Latest Nonsenses

Meet a woman who skated derby before you were BORN!


Let’s not forget our history. catches up with one of the country’s original roller derby stars. Still going strong at the age of 93, PENDULA BARMCAKE has plenty of wisdom to share with the modern derby community…

Hi there Pendula. Are you one of those gays? Did the council send you?

I’m here to interview you for I don’t mind if you are. Everyone’s gay these days, aren’t they? I expect I am by now. You just can’t tell, can you?

I’m just here to ask you some questions. Are you from the Microsoft? They keep phoning me up, asking questions and demanding money. I don’t even have a Microsoft!

No I’m not. Also those people are scammers, don’t talk to them. So when exactly did you first take up roller derby? In the ninenteen somethings, love. We were all at it then.

Was it a different sport then to what it is now? Eh? What sort of a sentence is that? Are you French? Ask it again, properly. Ask me politely.

How do you feel roller derby has changed since you used to play it?
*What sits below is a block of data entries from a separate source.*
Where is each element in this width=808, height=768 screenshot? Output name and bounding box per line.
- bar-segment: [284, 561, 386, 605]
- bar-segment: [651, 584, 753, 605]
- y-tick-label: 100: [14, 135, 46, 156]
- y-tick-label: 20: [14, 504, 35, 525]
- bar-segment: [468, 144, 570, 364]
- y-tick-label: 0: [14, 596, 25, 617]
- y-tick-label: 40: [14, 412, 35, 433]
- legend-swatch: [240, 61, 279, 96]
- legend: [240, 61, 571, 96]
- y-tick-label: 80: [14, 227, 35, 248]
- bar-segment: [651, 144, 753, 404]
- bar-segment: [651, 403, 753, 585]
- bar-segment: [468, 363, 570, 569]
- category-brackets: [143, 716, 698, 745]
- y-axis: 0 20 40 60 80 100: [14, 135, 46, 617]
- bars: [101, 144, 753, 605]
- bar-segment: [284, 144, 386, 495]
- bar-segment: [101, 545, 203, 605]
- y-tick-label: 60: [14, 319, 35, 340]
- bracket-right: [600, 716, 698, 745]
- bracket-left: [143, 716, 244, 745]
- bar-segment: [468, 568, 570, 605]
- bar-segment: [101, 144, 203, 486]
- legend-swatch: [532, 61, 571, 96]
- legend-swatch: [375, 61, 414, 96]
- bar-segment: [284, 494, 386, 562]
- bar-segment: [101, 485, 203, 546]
Ooh, it’s all about the ankles.

In that modern derby skates allow more flexibility on the turn? No, in that they can show the bloody things. That’s why they cut those skates so low these days. Would have been a riot if they’d worn them like that in my era. Still used to put doilies round the bottom of our piano legs, we did. 1940-something that was. Ninenteen forty thrupenny. Thereabouts.

So do you follow modern roller derby at all? 1940s is modern, you silly biscuit.

Um, OK. What sort of crowds did you get back then? What sort of crowds do you get? I mean you, not yo mom. We’ve all seen that queue. Boosh! Wackawack! My grandson told me to say all that bit. Does it make any sense? I can’t understand a word.

I think we might have got off the wrong foot here… What, the same way that Aceface Wilson of the Hartlepool Pissers got off on the wrong foot when she lined up against me in ’47 Champs?

No, I was saying that… hang on, 1947 Roller Derby Champs? I was captaining the Horsham Hors. Wilson had said something to the London Gazette about our team name and we were all ready to make her pay for it. Horsham’s Mayor even doubled the squad’s powdered egg ration that week to make sure we were fighting fit for the game. But I’m rambling now. I’ll shut up.

No, no, please continue… OK, although I’m sure this won’t mean anything to a youngster like you. We’d basically set up our blocking rotation into two key line-ups. One was a so-called “power line-up” featuring more physical players, and we planned to utilise this against Wilson and the one-legged Ferris Sqwheel, Hartlepool’s two hardest hitting jammers. The other line-up was built around pace. We knew the Pissers would try and speed things up when they got a chance, and would probably try to push our girls up onto the outside line wherever possible. Hartlepool were at home and had a deal with a local butcher who was going 50% with the team over the value of any ‘meat’ scraped off opposition players on the barbed wire boundary (this was before the invention of track tape). Harsh, but we were still living under rationing don’t forget, and our pace line-up was designed to counter that tactic by outrunning and outgunning their blockers. Although we were more penalty heavy that we would have liked in the first half, we came out of the break only 96-137 down, and knew that walling up tight against the likes of Sqwheel and Compus Mentalist – both of whom were already on five box visits – would hopefully draw out enough penalties to weaken their roster. It worked like a dream and the final jam saw me lining up against the aforementioned Aceface Wilson. Neither of us passed clean on our initials, so we were facing a full length final jam (ie one minute forty seven seconds, as we were still using Imperial measurements then). It had suddenly become a game of chess. Chess on skates. Chess on skates played by rugby players. Rugby players who are women that don’t like chess. Or rugby. With scant seconds left on the clock, the Pissers were 209-206 up and both myself and Aceface were hitting turn one – elbow to elbow, shoulder to shoulder – and the back of the packs. I can’t quite do justice to what the Hors pulled off in those final few seconds. Long story short: Wilson hit a granite solid fully braced two-wall that sent her up and into the wire, whilst I took a long-stem lateral whip from my awesome teamie Oval Teen and hit big air, jumping the T1 and T2 apexes in one fell swoop to land right in front of the Hartlepool pack on the stroke of fourth whistle. Nailed it! We won the game by one point.

Wow! Was that your greatest moment in roller derby? Roller what?